The pain registered dully through Yuui's well-practiced haze of guilt and recrimination, and he managed to raise his head out of his miserable huddle far enough to meet his twin's gaze.
"It was not your fault," Fai told him in a low, intense tone, his eyes boring into Yuui's with a fierce conviction. "And he - and your brother wanted you to live."
Such simple words. It took a moment for Yuui to absorb them, turn them over in his mind. Your brother wanted you to live.
Fai hadn't said would have wanted, or probably wanted. He spoke plain facts, because of all the people in all the universes, he knew just what it was that Yuui Flowright of Albion had been thinking in his last moments.
Your brother wanted you to live.
"I know," he said at last, in tones of quiet confession. "And I know that I wanted him to live, too - if I had been given a choice, I would have died to save him."
Before Fai could respond to that he raised his hand to press against Fai's cheek, turning him to meet Yuui's gaze steadily. "Just like he chose to save you."

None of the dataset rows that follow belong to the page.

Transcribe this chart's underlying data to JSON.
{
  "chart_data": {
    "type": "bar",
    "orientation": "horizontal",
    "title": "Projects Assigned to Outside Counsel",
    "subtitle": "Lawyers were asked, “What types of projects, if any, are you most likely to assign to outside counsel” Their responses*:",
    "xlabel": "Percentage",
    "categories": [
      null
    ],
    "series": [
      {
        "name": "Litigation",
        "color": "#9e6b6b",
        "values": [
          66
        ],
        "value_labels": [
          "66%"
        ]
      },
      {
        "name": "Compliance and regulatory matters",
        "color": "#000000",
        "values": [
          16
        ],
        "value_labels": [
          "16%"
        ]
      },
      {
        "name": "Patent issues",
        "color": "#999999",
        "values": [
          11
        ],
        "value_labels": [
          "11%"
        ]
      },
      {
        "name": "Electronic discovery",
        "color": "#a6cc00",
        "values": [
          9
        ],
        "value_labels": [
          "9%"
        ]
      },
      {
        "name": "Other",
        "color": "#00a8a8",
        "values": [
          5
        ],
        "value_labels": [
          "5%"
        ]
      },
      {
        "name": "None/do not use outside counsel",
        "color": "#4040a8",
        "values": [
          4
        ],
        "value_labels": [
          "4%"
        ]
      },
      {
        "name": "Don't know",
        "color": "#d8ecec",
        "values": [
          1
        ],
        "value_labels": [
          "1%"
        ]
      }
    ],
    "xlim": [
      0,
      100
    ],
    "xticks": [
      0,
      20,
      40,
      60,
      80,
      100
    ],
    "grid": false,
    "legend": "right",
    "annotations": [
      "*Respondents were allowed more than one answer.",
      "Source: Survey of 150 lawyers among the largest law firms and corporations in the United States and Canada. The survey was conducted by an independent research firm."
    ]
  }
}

Fai made an inarticulate noise, and hugged Yuui so hard he couldn't breathe. Yuui bore it, as he had borne Fai's tears and confession earlier. It was a necessary healing, for both of them.
"I don't want to choose any more," Fai said, and his voice was choked and unsteady. "We don't have to choose any more. We can both live here - together."
"Yes," Yuui agreed softly. "That's all I ever wanted."
They lay together as they once had as children; each curled around each other, their soft breaths synchronizing across the silence, and gradually succumbed to sleep.